[Please note what the guides say in this post are in Green Italics.  The rest of it is me…Pauline]

There are some things I hesitate to talk about here. Sex is one. Work is another. Gee, what exactly does that leave? History, the estimable guide at her elbow says. I think I must have spelled that one wrong…it’s got a squiggly red line under it. Well, go back and ask your computer program to fix it. There…it didn’t have an x in it after all. I thought that looked funny.

I’m going to talk about what exactly the guides end up saying. It’s interesting that when I am tired I’ll get one thing, but as I’m writing I’ll intrude somehow to edit the words into something else. The idea is the same, but what the guides had to say is different than how it originally started out. It’s not that I’ve made it up because the guides still said it, but it’s sort of odd. In the beginning when this would happen I’d get all upset about it and have to go pout or something. “I can’t do this right so I’m not going to do it at all” sort of thing. Then, as time went on I realized the guides weren’t getting all exercised about my inability as a channel to get the stuff right the first time out. I think they’ve said occasionally to me, “We work with what we’ve got”. Meaning, your’s truly sucks sometimes…but, we persevere.
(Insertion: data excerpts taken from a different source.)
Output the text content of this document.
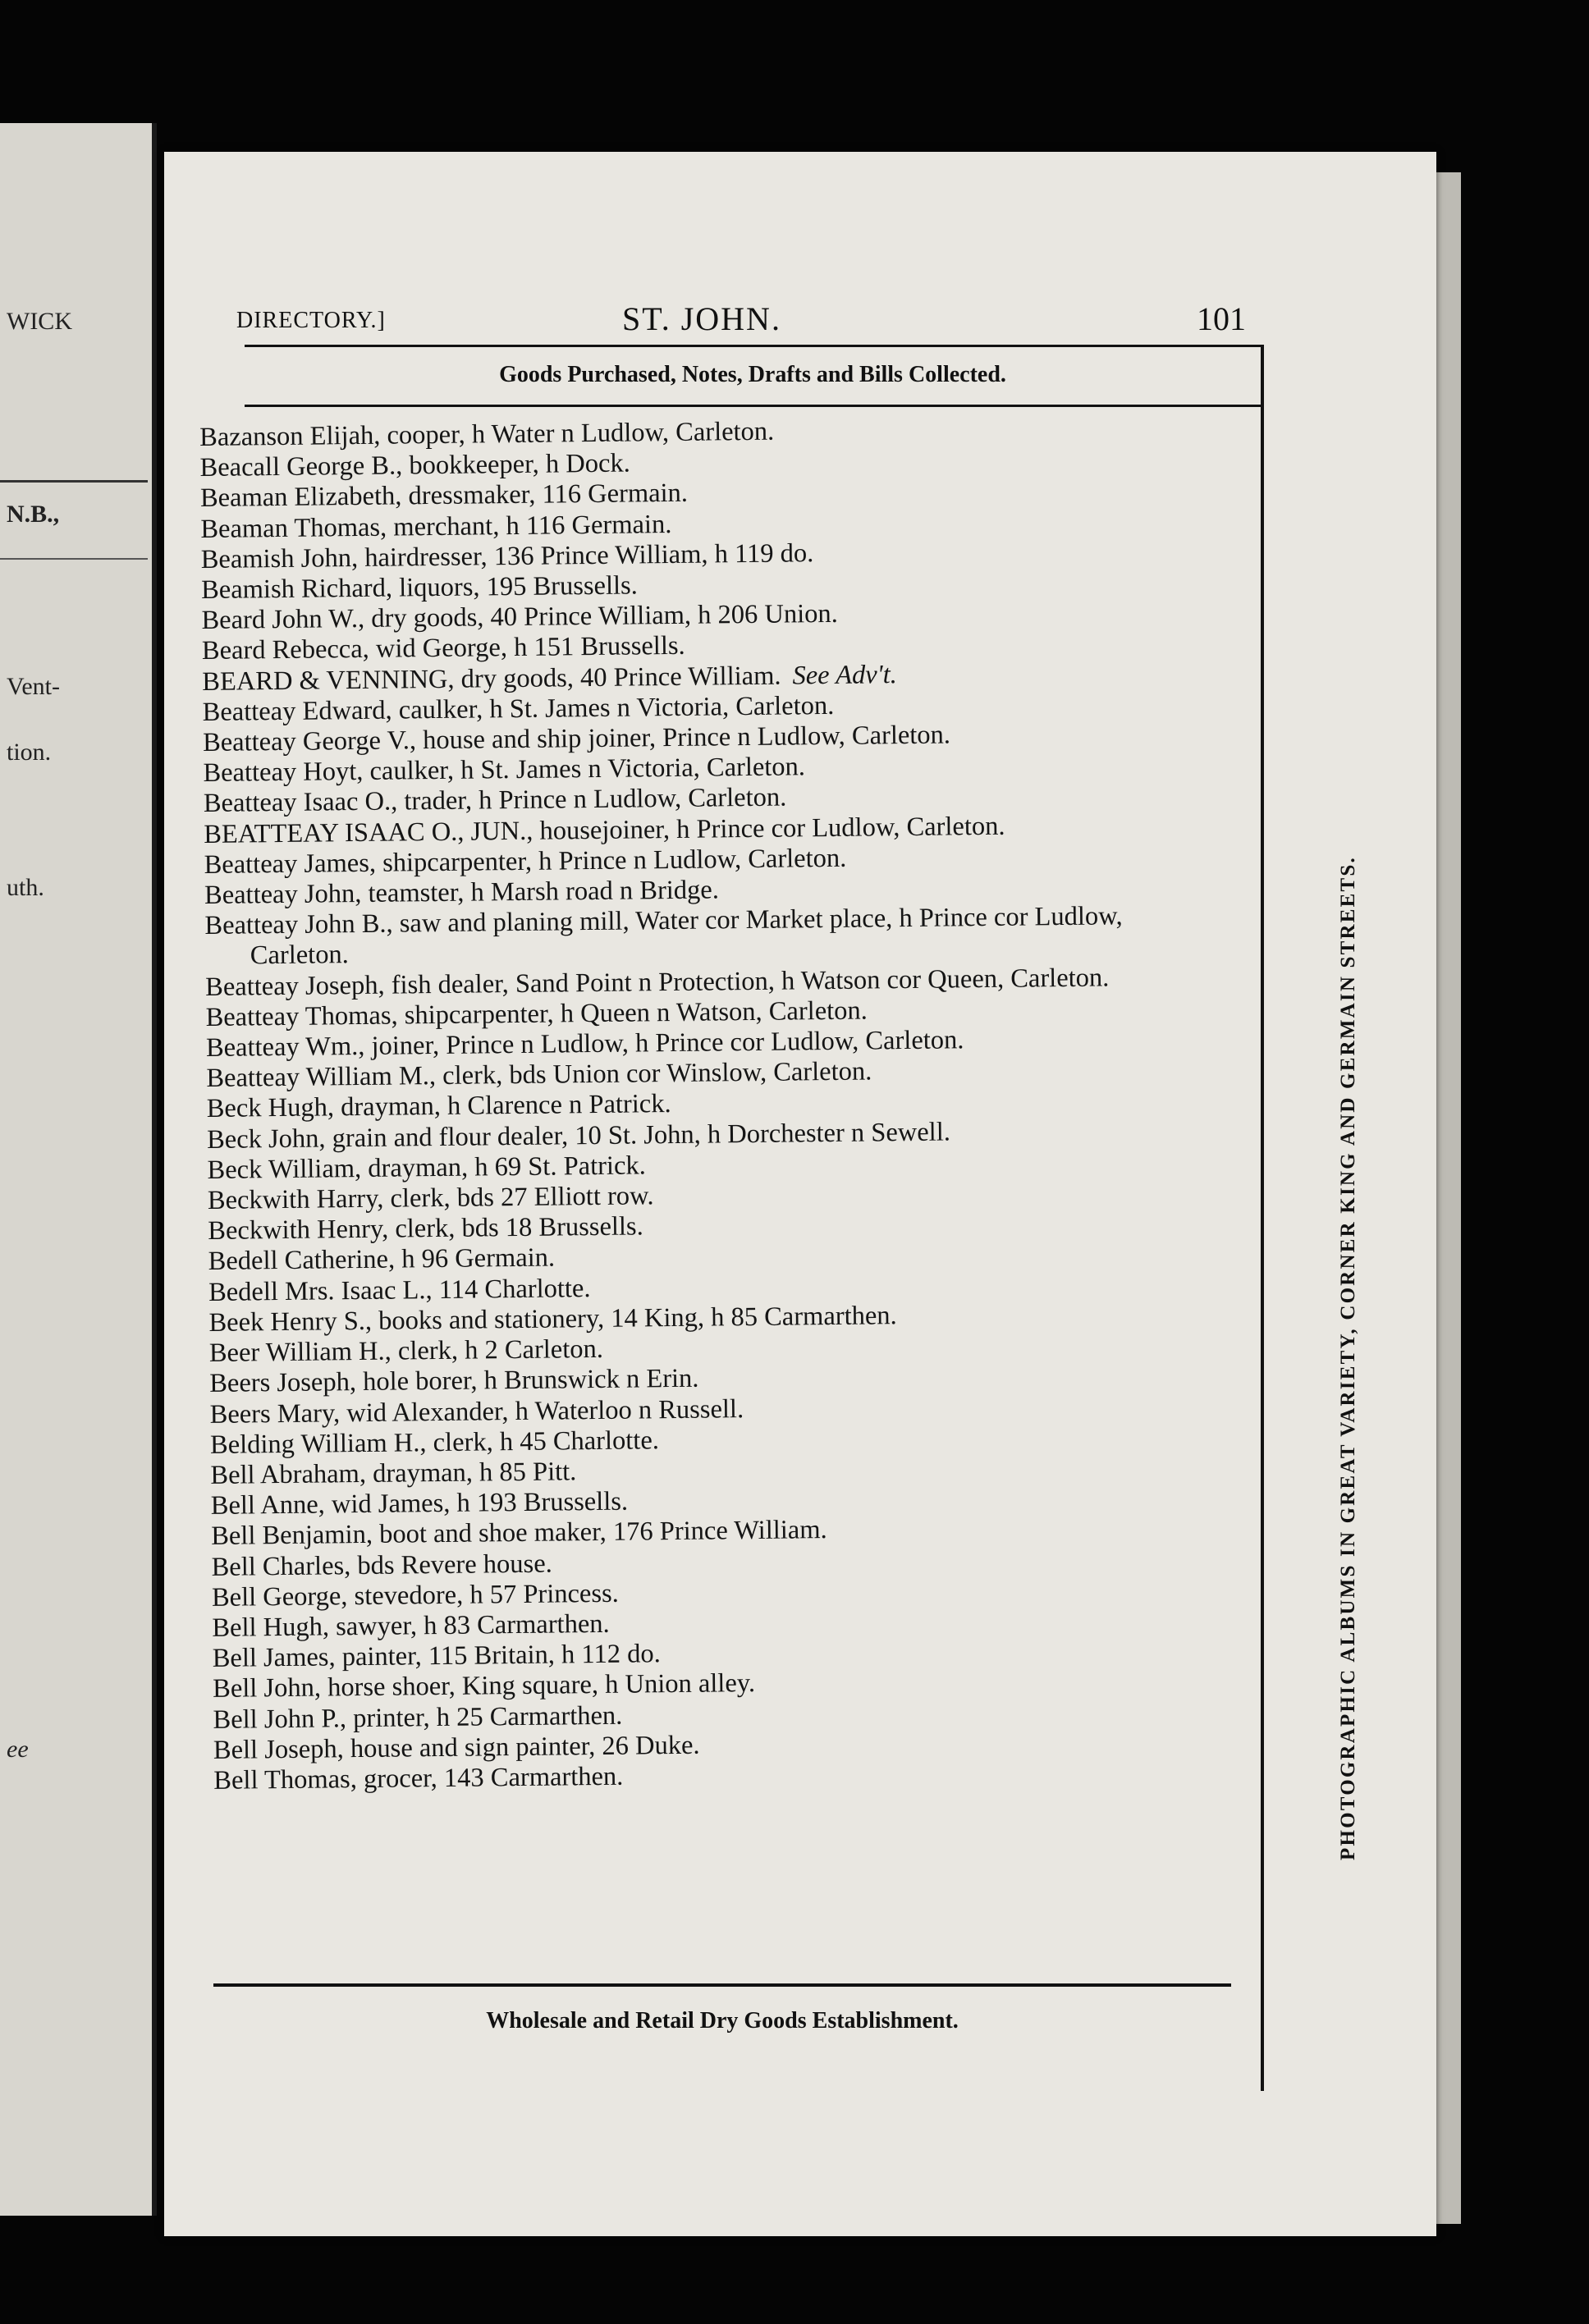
WICK
N.B.,
Vent-
tion.
uth.
ee
DIRECTORY.]	ST. JOHN.	101
Goods Purchased, Notes, Drafts and Bills Collected.

Bazanson Elijah, cooper, h Water n Ludlow, Carleton.

Beacall George B., bookkeeper, h Dock.

Beaman Elizabeth, dressmaker, 116 Germain.

Beaman Thomas, merchant, h 116 Germain.

Beamish John, hairdresser, 136 Prince William, h 119 do.

Beamish Richard, liquors, 195 Brussells.

Beard John W., dry goods, 40 Prince William, h 206 Union.

Beard Rebecca, wid George, h 151 Brussells.

BEARD & VENNING, dry goods, 40 Prince William. See Adv't.

Beatteay Edward, caulker, h St. James n Victoria, Carleton.

Beatteay George V., house and ship joiner, Prince n Ludlow, Carleton.

Beatteay Hoyt, caulker, h St. James n Victoria, Carleton.

Beatteay Isaac O., trader, h Prince n Ludlow, Carleton.

BEATTEAY ISAAC O., JUN., housejoiner, h Prince cor Ludlow, Carleton.

Beatteay James, shipcarpenter, h Prince n Ludlow, Carleton.

Beatteay John, teamster, h Marsh road n Bridge.

Beatteay John B., saw and planing mill, Water cor Market place, h Prince cor Ludlow, Carleton.

Beatteay Joseph, fish dealer, Sand Point n Protection, h Watson cor Queen, Carleton.

Beatteay Thomas, shipcarpenter, h Queen n Watson, Carleton.

Beatteay Wm., joiner, Prince n Ludlow, h Prince cor Ludlow, Carleton.

Beatteay William M., clerk, bds Union cor Winslow, Carleton.

Beck Hugh, drayman, h Clarence n Patrick.

Beck John, grain and flour dealer, 10 St. John, h Dorchester n Sewell.

Beck William, drayman, h 69 St. Patrick.

Beckwith Harry, clerk, bds 27 Elliott row.

Beckwith Henry, clerk, bds 18 Brussells.

Bedell Catherine, h 96 Germain.

Bedell Mrs. Isaac L., 114 Charlotte.

Beek Henry S., books and stationery, 14 King, h 85 Carmarthen.

Beer William H., clerk, h 2 Carleton.

Beers Joseph, hole borer, h Brunswick n Erin.

Beers Mary, wid Alexander, h Waterloo n Russell.

Belding William H., clerk, h 45 Charlotte.

Bell Abraham, drayman, h 85 Pitt.

Bell Anne, wid James, h 193 Brussells.

Bell Benjamin, boot and shoe maker, 176 Prince William.

Bell Charles, bds Revere house.

Bell George, stevedore, h 57 Princess.

Bell Hugh, sawyer, h 83 Carmarthen.

Bell James, painter, 115 Britain, h 112 do.

Bell John, horse shoer, King square, h Union alley.

Bell John P., printer, h 25 Carmarthen.

Bell Joseph, house and sign painter, 26 Duke.

Bell Thomas, grocer, 143 Carmarthen.	PHOTOGRAPHIC ALBUMS IN GREAT VARIETY, CORNER KING AND GERMAIN STREETS.
Wholesale and Retail Dry Goods Establishment.
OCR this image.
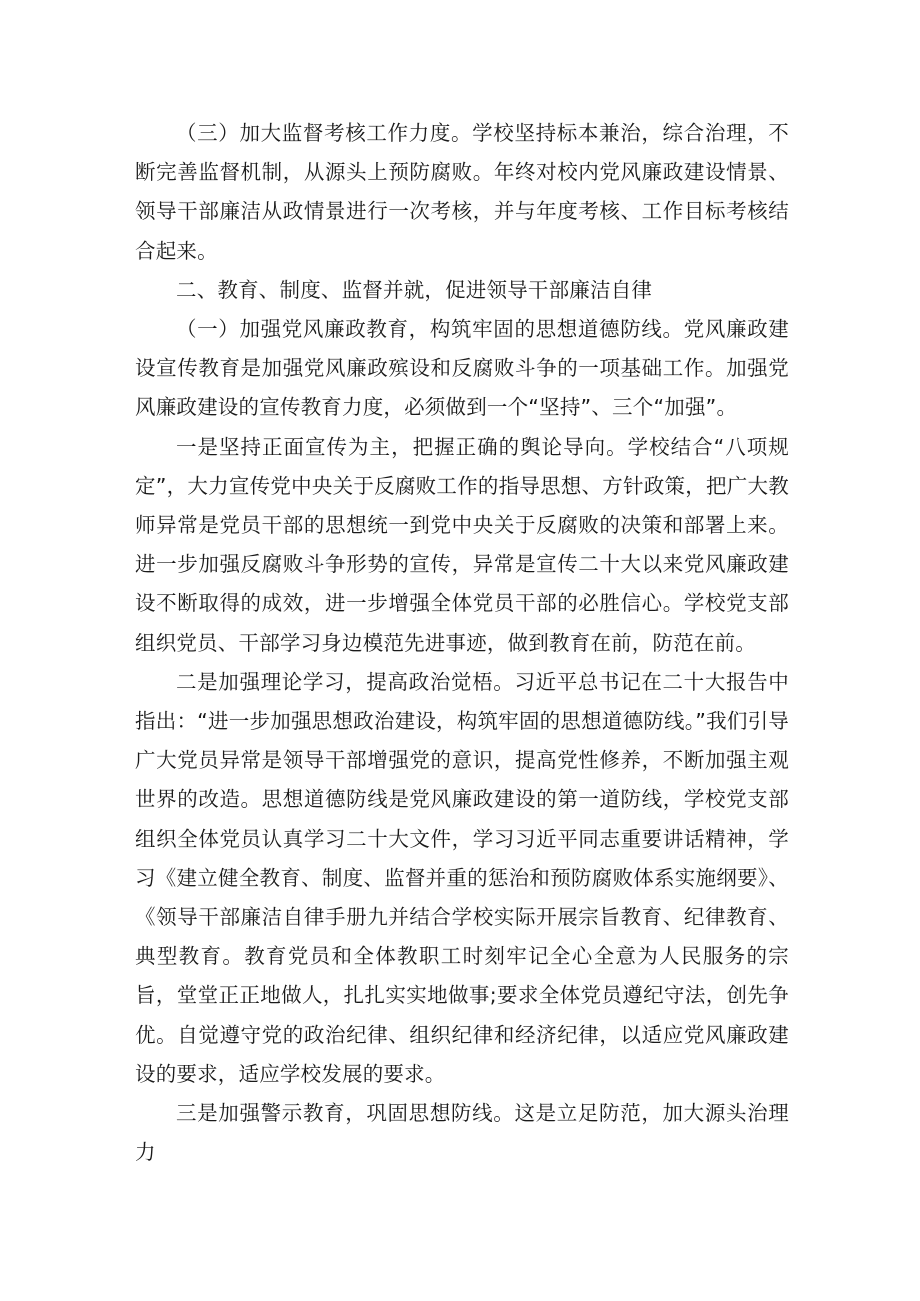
（三）加大监督考核工作力度。学校坚持标本兼治，综合治理，不断完善监督机制，从源头上预防腐败。年终对校内党风廉政建设情景、领导干部廉洁从政情景进行一次考核，并与年度考核、工作目标考核结合起来。

二、教育、制度、监督并就，促进领导干部廉洁自律

（一）加强党风廉政教育，构筑牢固的思想道德防线。党风廉政建设宣传教育是加强党风廉政殡设和反腐败斗争的一项基础工作。加强党风廉政建设的宣传教育力度，必须做到一个“坚持”、三个“加强”。

一是坚持正面宣传为主，把握正确的舆论导向。学校结合“八项规定”，大力宣传党中央关于反腐败工作的指导思想、方针政策，把广大教师异常是党员干部的思想统一到党中央关于反腐败的决策和部署上来。进一步加强反腐败斗争形势的宣传，异常是宣传二十大以来党风廉政建设不断取得的成效，进一步增强全体党员干部的必胜信心。学校党支部组织党员、干部学习身边模范先进事迹，做到教育在前，防范在前。

二是加强理论学习，提高政治觉梧。习近平总书记在二十大报告中指出：“进一步加强思想政治建设，构筑牢固的思想道德防线。”我们引导广大党员异常是领导干部增强党的意识，提高党性修养，不断加强主观世界的改造。思想道德防线是党风廉政建设的第一道防线，学校党支部组织全体党员认真学习二十大文件，学习习近平同志重要讲话精神，学习《建立健全教育、制度、监督并重的惩治和预防腐败体系实施纲要》、《领导干部廉洁自律手册九并结合学校实际开展宗旨教育、纪律教育、典型教育。教育党员和全体教职工时刻牢记全心全意为人民服务的宗旨，堂堂正正地做人，扎扎实实地做事;要求全体党员遵纪守法，创先争优。自觉遵守党的政治纪律、组织纪律和经济纪律，以适应党风廉政建设的要求，适应学校发展的要求。

三是加强警示教育，巩固思想防线。这是立足防范，加大源头治理力
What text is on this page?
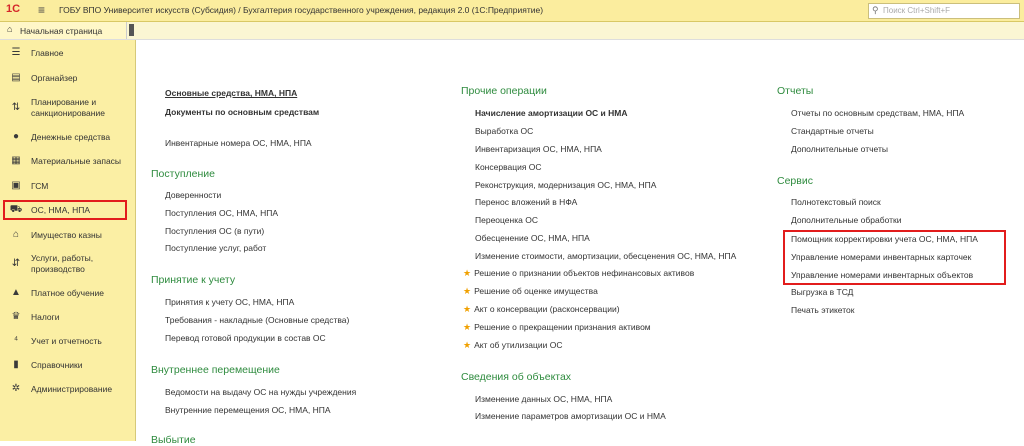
1С ≡ ГОБУ ВПО Университет искусств (Субсидия) / Бухгалтерия государственного учреждения, редакция 2.0 (1С:Предприятие)	⚲ Поиск Ctrl+Shift+F
⌂ Начальная страница
☰ Главное
▤ Органайзер
⇅	Планирование и
санкционирование
●	Денежные средства
▦ Материальные запасы
▣ ГСМ
⛟ ОС, НМА, НПА
⌂	Имущество казны
⇵	Услуги, работы,
производство
▲ Платное обучение
♛ Налоги
⁴	Учет и отчетность
▮	Справочники
✲	Администрирование
Основные средства, НМА, НПА
Документы по основным средствам
Инвентарные номера ОС, НМА, НПА
Поступление
Доверенности
Поступления ОС, НМА, НПА
Поступления ОС (в пути)
Поступление услуг, работ
Принятие к учету
Принятия к учету ОС, НМА, НПА
Требования - накладные (Основные средства)
Перевод готовой продукции в состав ОС
Внутреннее перемещение
Ведомости на выдачу ОС на нужды учреждения
Внутренние перемещения ОС, НМА, НПА
Выбытие
Прочие операции
Начисление амортизации ОС и НМА
Выработка ОС
Инвентаризация ОС, НМА, НПА
Консервация ОС
Реконструкция, модернизация ОС, НМА, НПА
Перенос вложений в НФА
Переоценка ОС
Обесценение ОС, НМА, НПА
Изменение стоимости, амортизации, обесценения ОС, НМА, НПА
★ Решение о признании объектов нефинансовых активов
★ Решение об оценке имущества
★ Акт о консервации (расконсервации)
★ Решение о прекращении признания активом
★ Акт об утилизации ОС
Сведения об объектах
Изменение данных ОС, НМА, НПА
Изменение параметров амортизации ОС и НМА
Отчеты
Отчеты по основным средствам, НМА, НПА
Стандартные отчеты
Дополнительные отчеты
Сервис
Полнотекстовый поиск
Дополнительные обработки
Помощник корректировки учета ОС, НМА, НПА
Управление номерами инвентарных карточек
Управление номерами инвентарных объектов
Выгрузка в ТСД
Печать этикеток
Also, something that affects the process is how fast I type. I’m actually looking forward to doing some verbal channeling with the dictation software I discovered last weekend was already on my computer. It’s been there all along as a part of the Office 2003 Suite. Who knew? I didn’t. In any case, I figure that the manner of delivering the channeling is going to be different…faster as opposed to as slow as I can type and it might possibly make a difference. Time will tell.

Anyway, here goes. An introduction please. Okay. Who are we talking to? Now, see here’s where it goes all echoey…first I heard Seth…then I heard my mother….in the beginning I sensed a little girl. Who knows? All three of us. Yeah, right. No, really. It’s like a cocktail party right now. There are these 3 older looking guides, real distinguished sorts over there by the exit…fish bowl. I swear you guys are pulling my leg. So what if we are? The point of this exercise is to illustrate the odd double words that you hear. For instance the guides over by the exit or fish bowl have moved. They are now walking down the street with multi flowing costumes flowing past their shoulders…a scarf, Dear. Okay. Yes, a scarf.

Did you say something about wait until we get somebody who stutters? Would you do that to me? No, we were seeing if you were listening.